July 06, 2016

Britain in bloom

It's variously known as cow-weed or cow parsnip, alderdrots, bilder, caddy, eltrot or old-rot; kirk, chirk or keks; and rather delightfully, limperscrimps, and it's in flower right now on roadsides, hedgerows and field margins right across the country:

White-tailed bumblebee on hogweed

Hogweed (Heracleum sphondylium) gets its most common name from the apparently piggy smell of its blooms, which are far less lace-like in appearance than its cousin the cow parsley that flowers earlier in the year. A sturdy, architectural umbellifer, it's related to the tiny pignut I saw in bloom across swathes of Cumbria last month, and also to poisonous hemlock; angelica, with its huge, more globe-like flower-heads; and wild carrot, which often has a single red flower in the centre of its umbels.

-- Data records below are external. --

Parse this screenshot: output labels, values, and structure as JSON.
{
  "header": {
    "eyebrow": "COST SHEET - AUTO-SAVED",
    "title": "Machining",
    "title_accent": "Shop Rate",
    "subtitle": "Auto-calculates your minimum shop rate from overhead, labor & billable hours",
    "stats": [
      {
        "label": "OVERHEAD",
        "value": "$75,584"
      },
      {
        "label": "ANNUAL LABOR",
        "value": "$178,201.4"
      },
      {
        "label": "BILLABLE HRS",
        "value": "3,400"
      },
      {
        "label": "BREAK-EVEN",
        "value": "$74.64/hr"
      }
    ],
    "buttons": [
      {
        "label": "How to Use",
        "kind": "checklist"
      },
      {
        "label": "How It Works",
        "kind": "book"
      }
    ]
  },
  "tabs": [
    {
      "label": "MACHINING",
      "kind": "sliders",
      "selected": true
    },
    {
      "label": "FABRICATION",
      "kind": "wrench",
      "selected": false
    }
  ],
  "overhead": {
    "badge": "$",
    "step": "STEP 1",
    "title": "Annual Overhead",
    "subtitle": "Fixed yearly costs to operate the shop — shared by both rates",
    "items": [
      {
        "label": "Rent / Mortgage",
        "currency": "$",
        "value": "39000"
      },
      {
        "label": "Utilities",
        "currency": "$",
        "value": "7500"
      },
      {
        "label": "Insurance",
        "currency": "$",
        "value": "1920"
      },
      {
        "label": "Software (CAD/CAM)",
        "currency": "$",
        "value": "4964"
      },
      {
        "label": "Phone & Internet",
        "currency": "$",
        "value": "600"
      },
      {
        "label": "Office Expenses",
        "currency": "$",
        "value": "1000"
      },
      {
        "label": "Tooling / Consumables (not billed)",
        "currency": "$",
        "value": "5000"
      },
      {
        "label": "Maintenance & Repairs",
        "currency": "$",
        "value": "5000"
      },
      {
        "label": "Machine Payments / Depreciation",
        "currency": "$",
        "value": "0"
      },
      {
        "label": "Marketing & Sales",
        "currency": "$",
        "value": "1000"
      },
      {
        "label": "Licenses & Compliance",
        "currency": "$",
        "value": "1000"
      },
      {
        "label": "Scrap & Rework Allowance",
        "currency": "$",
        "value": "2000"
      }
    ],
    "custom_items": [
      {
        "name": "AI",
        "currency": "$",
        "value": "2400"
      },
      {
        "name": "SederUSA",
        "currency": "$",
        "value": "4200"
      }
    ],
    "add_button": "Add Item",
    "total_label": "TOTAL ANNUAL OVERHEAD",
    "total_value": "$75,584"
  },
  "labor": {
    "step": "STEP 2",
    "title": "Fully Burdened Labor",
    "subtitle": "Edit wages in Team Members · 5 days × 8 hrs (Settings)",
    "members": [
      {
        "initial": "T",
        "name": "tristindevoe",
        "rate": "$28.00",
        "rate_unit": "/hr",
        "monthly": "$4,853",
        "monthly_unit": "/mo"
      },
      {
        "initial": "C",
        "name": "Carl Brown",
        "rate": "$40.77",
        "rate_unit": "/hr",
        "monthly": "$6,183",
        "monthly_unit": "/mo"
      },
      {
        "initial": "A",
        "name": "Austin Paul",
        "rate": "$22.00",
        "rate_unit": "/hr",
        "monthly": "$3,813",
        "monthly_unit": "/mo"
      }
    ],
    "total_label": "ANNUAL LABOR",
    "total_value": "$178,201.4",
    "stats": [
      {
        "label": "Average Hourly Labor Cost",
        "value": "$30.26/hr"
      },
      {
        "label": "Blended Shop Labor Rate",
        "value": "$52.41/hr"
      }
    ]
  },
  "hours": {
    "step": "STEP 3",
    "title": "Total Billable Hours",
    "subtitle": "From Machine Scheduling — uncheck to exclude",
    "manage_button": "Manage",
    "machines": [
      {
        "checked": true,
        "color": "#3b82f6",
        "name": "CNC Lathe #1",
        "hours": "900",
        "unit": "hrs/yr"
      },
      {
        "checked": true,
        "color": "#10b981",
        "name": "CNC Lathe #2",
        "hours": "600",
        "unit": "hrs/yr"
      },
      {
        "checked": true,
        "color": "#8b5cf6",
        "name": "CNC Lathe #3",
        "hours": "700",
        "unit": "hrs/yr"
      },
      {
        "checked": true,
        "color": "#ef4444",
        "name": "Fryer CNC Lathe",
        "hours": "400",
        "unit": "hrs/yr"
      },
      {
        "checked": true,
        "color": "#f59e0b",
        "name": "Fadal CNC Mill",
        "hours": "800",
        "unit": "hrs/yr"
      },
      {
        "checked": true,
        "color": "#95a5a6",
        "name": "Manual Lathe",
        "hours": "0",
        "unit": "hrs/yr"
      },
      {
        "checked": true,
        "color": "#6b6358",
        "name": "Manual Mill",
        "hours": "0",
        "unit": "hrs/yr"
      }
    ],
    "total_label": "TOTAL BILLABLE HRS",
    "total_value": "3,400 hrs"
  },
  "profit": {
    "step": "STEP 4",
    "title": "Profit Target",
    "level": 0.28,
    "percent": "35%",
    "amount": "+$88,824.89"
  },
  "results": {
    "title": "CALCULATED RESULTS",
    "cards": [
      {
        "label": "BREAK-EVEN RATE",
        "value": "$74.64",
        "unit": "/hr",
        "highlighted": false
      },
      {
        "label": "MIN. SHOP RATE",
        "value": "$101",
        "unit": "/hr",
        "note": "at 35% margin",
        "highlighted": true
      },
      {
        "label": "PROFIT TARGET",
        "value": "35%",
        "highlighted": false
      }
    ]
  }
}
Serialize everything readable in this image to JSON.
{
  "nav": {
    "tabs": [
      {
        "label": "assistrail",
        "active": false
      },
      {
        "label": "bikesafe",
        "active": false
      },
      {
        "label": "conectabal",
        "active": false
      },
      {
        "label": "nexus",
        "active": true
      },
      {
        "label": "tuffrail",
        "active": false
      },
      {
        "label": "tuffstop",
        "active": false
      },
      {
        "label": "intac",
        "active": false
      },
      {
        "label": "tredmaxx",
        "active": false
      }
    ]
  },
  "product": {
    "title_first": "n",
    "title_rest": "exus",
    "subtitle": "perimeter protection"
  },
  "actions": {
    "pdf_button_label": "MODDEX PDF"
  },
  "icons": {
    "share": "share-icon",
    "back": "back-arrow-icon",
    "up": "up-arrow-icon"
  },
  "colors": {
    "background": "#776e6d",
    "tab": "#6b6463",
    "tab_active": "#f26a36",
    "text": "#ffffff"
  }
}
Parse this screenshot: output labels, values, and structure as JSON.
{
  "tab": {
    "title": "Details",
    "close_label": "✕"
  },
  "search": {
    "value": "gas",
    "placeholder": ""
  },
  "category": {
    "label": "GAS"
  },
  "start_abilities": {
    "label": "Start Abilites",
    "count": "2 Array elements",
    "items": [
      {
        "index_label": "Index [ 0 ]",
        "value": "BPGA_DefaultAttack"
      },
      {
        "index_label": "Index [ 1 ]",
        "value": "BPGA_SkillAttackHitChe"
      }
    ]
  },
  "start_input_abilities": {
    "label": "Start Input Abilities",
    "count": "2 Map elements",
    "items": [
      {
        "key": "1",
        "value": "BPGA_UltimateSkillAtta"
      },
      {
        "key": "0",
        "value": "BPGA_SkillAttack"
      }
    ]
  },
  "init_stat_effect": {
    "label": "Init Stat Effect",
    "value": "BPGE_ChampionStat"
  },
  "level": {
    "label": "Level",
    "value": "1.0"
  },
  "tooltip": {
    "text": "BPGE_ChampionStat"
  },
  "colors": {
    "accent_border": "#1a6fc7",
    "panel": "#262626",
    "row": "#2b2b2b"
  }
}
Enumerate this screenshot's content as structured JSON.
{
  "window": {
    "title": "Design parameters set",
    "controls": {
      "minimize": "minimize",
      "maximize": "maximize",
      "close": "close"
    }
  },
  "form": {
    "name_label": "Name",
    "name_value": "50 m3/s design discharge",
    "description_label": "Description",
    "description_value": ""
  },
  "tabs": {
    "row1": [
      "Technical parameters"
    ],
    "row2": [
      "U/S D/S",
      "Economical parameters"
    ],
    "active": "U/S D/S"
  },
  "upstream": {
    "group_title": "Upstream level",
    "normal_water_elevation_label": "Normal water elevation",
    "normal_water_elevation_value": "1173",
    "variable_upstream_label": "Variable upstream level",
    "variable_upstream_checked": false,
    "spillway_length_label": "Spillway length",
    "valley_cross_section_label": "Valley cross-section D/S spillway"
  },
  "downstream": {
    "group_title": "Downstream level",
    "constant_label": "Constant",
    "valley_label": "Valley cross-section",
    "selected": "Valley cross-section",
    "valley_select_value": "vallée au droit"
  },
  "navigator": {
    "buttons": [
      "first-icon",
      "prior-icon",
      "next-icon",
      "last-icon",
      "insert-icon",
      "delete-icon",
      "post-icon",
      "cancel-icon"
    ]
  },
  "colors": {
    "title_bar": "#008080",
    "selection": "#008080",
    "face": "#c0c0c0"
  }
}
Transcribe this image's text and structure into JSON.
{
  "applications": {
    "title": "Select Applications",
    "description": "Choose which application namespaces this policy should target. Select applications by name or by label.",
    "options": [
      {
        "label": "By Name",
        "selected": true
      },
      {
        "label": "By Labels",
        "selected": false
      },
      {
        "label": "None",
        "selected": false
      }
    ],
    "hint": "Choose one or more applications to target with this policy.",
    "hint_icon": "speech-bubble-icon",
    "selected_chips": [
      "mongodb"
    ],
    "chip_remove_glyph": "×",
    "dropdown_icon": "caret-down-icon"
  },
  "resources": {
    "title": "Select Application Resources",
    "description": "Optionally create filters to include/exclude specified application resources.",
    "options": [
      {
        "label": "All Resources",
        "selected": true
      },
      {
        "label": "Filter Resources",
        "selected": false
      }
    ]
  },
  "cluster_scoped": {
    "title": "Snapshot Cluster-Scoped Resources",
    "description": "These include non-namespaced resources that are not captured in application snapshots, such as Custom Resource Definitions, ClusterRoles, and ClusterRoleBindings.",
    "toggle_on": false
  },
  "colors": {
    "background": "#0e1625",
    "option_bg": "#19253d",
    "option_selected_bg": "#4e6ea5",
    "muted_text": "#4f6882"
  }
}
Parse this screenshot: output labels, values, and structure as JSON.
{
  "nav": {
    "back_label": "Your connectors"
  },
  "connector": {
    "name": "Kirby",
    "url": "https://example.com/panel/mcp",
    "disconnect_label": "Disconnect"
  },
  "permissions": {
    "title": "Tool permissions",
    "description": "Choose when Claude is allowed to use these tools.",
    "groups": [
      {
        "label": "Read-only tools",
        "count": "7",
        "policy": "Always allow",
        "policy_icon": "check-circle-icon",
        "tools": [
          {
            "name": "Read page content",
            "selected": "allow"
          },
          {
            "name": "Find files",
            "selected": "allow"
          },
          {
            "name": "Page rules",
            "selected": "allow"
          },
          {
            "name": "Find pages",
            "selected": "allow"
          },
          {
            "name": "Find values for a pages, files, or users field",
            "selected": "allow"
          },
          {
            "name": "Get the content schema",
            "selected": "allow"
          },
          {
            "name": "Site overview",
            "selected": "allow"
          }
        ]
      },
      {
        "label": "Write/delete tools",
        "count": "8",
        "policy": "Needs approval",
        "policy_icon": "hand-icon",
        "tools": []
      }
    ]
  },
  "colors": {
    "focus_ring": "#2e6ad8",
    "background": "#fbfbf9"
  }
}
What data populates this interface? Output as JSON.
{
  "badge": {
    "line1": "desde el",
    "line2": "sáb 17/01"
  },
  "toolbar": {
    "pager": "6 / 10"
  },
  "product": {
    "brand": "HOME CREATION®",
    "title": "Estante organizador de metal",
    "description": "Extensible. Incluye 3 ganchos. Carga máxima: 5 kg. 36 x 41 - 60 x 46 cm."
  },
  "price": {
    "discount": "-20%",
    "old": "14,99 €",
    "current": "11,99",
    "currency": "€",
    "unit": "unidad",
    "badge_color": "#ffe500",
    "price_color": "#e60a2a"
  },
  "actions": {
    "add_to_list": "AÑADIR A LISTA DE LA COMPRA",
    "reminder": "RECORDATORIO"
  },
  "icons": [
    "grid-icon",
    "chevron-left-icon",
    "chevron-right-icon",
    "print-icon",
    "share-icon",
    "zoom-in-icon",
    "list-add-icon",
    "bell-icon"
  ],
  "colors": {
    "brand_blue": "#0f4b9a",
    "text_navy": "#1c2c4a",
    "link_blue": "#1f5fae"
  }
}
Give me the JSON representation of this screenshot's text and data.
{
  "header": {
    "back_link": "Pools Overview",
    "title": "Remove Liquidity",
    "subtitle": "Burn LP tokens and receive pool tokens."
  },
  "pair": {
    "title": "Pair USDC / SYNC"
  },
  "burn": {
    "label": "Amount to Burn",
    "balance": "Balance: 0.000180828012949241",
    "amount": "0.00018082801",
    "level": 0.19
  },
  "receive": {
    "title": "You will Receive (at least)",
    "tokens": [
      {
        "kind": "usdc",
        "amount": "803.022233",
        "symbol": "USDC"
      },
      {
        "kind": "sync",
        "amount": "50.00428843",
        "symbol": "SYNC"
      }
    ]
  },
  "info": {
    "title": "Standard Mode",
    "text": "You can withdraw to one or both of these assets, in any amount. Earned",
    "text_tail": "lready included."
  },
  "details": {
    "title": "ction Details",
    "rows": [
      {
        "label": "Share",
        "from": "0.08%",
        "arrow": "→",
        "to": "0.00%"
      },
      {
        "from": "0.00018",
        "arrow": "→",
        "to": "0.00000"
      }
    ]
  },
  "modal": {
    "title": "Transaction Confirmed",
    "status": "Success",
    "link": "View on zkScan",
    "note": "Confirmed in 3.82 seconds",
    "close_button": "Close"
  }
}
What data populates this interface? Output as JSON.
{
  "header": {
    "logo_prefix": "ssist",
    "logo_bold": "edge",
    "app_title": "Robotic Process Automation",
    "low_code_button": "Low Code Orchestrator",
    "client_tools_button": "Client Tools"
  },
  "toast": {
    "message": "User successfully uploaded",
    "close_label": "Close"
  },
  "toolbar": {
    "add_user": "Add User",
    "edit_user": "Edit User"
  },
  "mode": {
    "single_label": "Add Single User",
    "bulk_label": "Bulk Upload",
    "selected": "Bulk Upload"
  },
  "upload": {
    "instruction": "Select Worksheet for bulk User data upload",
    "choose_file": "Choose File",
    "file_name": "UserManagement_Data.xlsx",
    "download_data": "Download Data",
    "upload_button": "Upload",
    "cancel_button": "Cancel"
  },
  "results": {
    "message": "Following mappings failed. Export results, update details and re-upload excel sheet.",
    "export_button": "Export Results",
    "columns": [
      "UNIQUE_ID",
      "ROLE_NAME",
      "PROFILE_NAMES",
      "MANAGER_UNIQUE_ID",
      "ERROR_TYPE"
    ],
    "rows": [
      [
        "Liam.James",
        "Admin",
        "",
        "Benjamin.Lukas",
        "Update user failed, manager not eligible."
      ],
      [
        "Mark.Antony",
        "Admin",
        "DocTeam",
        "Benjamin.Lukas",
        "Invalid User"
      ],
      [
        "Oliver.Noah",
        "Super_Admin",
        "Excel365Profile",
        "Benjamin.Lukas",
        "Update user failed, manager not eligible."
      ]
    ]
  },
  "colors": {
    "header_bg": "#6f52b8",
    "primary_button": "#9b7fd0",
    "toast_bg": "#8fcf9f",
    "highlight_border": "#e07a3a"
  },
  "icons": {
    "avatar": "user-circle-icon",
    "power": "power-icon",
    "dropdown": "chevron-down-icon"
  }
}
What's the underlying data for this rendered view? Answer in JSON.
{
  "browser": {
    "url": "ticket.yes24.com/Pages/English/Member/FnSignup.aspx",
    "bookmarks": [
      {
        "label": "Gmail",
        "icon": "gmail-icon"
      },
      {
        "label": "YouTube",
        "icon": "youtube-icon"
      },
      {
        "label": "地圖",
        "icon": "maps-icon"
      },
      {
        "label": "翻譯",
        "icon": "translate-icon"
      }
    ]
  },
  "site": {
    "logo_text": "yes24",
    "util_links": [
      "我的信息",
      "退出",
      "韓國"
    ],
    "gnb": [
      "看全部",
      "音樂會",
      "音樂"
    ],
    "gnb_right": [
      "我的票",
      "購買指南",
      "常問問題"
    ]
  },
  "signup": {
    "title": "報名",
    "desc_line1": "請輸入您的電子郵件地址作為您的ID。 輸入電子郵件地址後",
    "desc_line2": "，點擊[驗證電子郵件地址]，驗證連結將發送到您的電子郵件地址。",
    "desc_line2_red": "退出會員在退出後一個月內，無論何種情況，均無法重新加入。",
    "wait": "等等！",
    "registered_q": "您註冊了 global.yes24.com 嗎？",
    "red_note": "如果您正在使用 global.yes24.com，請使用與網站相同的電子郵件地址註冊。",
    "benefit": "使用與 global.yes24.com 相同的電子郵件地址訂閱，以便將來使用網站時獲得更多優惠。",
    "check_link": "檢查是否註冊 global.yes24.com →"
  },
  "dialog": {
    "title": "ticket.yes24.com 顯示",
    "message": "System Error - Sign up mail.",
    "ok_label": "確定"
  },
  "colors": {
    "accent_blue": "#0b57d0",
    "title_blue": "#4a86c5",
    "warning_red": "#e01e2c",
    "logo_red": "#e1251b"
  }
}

Look up 'hogweed' online and you'll find far more space devoted to giant hogweed, its non-native relative, than our beautiful common sort – small wonder, I suppose, as contact with the giant kind can cause appalling burns. Our own variety has a specialist invertebrate, the hogweed picture-wing fly, which parasitises it; its open flowers with their exposed nectar are also loved by soldier beetles, hoverflies, bees fruit flies and many other creatures.